The law was in response to a Charlotte ordinance that allowed people to use the restroom of their choice.
Since North Carolina passed the law, Mississippi passed a similar “bathroom bill,” and the Tennessee state legislature is considering such legislation.
Proponents of the law say it is to protect women and children from being in the same bathroom as a potential predator that might take advantage of a local restroom law. However, LGBT advocates contend the law is discriminatory.
Image source: Orlando Sentinel

No. 8: Search Warrants and DUI

In December, the high court agreed to hear cases regarding whether states can criminalize a driver’s refusal to comply with an alcohol test on blood, breath or urine.
The high court will rule on the consolidated cases of Birchfield v. North Dakota, Bernard v. Minnesota and Beylund v. Grant Levi.
Though only the laws in Minnesota and North Dakota are on trial, at least a dozen states penalize refusal to be tested, according to the Associated Press. So the decision will affect all of those state laws. And it could go beyond just drunken driving.
“If you agree, is it voluntary or coercion?” Goodnow asked. “It has far reaching Fourth Amendment implications, even though it’s about DUIs. The same principle could be applied to terrorism suspects or anytime there is a prosecution for failing to cooperate.”
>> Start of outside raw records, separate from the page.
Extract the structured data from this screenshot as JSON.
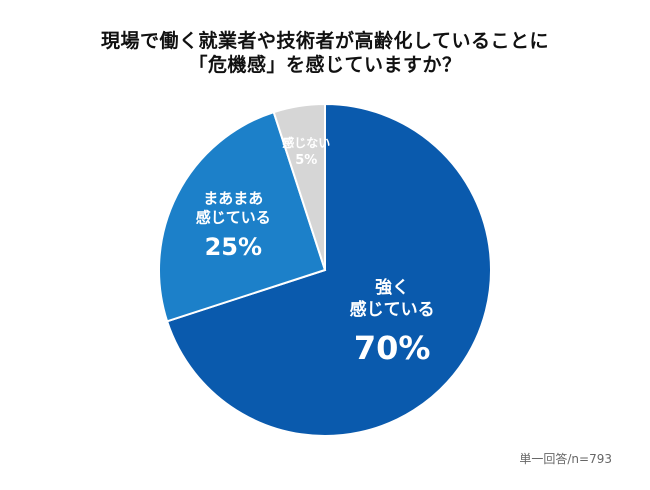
{
  "chart_data": {
    "type": "pie",
    "title_lines": [
      "現場で働く就業者や技術者が高齢化していることに",
      "「危機感」を感じていますか？"
    ],
    "slices": [
      {
        "label_lines": [
          "強く",
          "感じている"
        ],
        "percent_label": "70%",
        "value": 70,
        "color": "#0a5aad",
        "text_color": "#ffffff"
      },
      {
        "label_lines": [
          "まあまあ",
          "感じている"
        ],
        "percent_label": "25%",
        "value": 25,
        "color": "#1c80c9",
        "text_color": "#ffffff"
      },
      {
        "label_lines": [
          "感じない"
        ],
        "percent_label": "5%",
        "value": 5,
        "color": "#d6d6d6",
        "text_color": "#ffffff"
      }
    ],
    "start": "12 o'clock",
    "direction": "clockwise",
    "legend": "none"
  },
  "footnote": "単一回答/n=793"
}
Cases Awaiting Ruling by the Sitting Eight Justices

Two potentially landmark cases on religious freedom and affirmative action have already been argued before high court.
The Little Sisters of the Poor case will determine whether the federal government can force religious charities to provide contraception for employees. Little Sisters of the Poor, a Catholic charity, was joined by 37 organizations in the consolidated case of Zubik v. Burwell.
Based on arguments, the case appears headed to a 4-4 split along the liberal and conservative wings. The case is the latest high court test of the Affordable Care Act, or Obamacare.
Conversely, a key affirmative action case likely will be settled. The high court has heard arguments in the case of Fisher v. University of Texas at Austin, which could potentially render sweeping change regarding race-based college admissions.
This will be the second time the Supreme Court has ruled on race-based admission, after previously holding that a school must prove that using race is narrowly tailored to further a compelling public interest. The plaintiff in this case, Abigail Fisher contends the university didn’t demonstrate why its use of race is compelling and that the school’s “qualitative” diversity argument isn’t constitutional.
It’s likely to be settled even before a ninth justice is added, said von Spavasky. That’s because Justice Elena Kagan, a reliably liberal vote, is out. That leaves swing vote Justice Anthony Kennedy to decide.
“Justice Kagan is recusing her self from that case because she worked on it as the solicitor general,” von Spavasky said. “I would expect a 4-3 ruling on that one. So it all hinges on Justice Kennedy.”